Peter Broley of Primary Industries bought the design from Buttle and builds and distributes the EMAR Chaff Deck.
“Not every farmer treats the (rows of chaff) the same,” he said.
“Most are able, after a couple of seasons, to spray those tramlines in the fields and get nearly all their weeds controlled.”
In some cases, if there is enough moisture the chaff rows compost in place. In very dry years the seeds at the bottom germinate and choke out. Most producers set up spray nozzles to treat the rows and use herbicides to deal with it.
The Chaff Deck shifts out of the way for sieve adjustments and “one man can drop it entirely, Buttle does it, but most leave them in place,” said Broley.

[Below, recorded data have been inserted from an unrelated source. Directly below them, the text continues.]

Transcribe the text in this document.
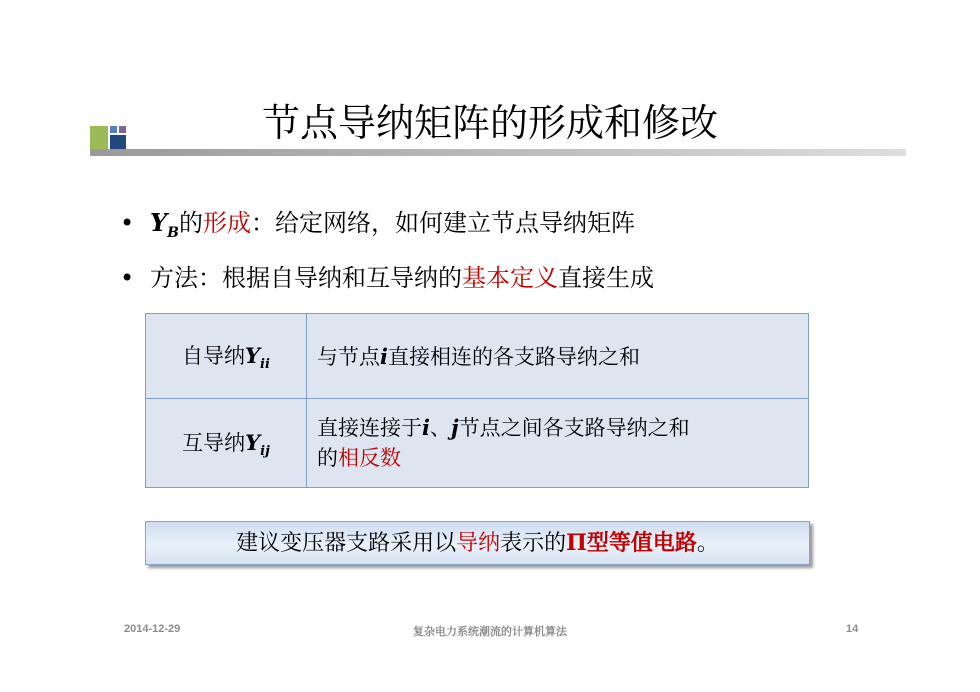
节点导纳矩阵的形成和修改
• $Y_B$的形成：给定网络，如何建立节点导纳矩阵
• 方法：根据自导纳和互导纳的基本定义直接生成
自导纳$Y_{ii}$	与节点i直接相连的各支路导纳之和
互导纳$Y_{ij}$	直接连接于i、j节点之间各支路导纳之和
的相反数
建议变压器支路采用以导纳表示的Π型等值电路。
2014-12-29	复杂电力系统潮流的计算机算法	14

“The design keeps a hitch available for the (combine-header trailer) for transporting down the road.”
Buttle said the Chaff Deck uses rubber canvas wind-skirts to ensure the collected chaff falls where it should, but these are designed to be shoved around “when you are going through those deep drains in our Australian fields. We have lots of drains (ditches), so the decks have to be designed not to get hung up.”
A poly cover helps keep the chaff down as the belts spit it out to the wheel tracks.
The company started marketing the Chaff Decks in England last year, where resistant quack grass is a serious problem.
The machines were spotted by Saskatchewan’s Redekop Manufacturing executives who decided it would be a good fit with their MAV combine straw choppers and they brought it to Canada’s Farm Progress Show in Regina this year.
Broley said Canada is getting “into the same boat or better than we are (in Australia). Don’t kid yourself, you’ve got yield issues and need to look at all means to address it.”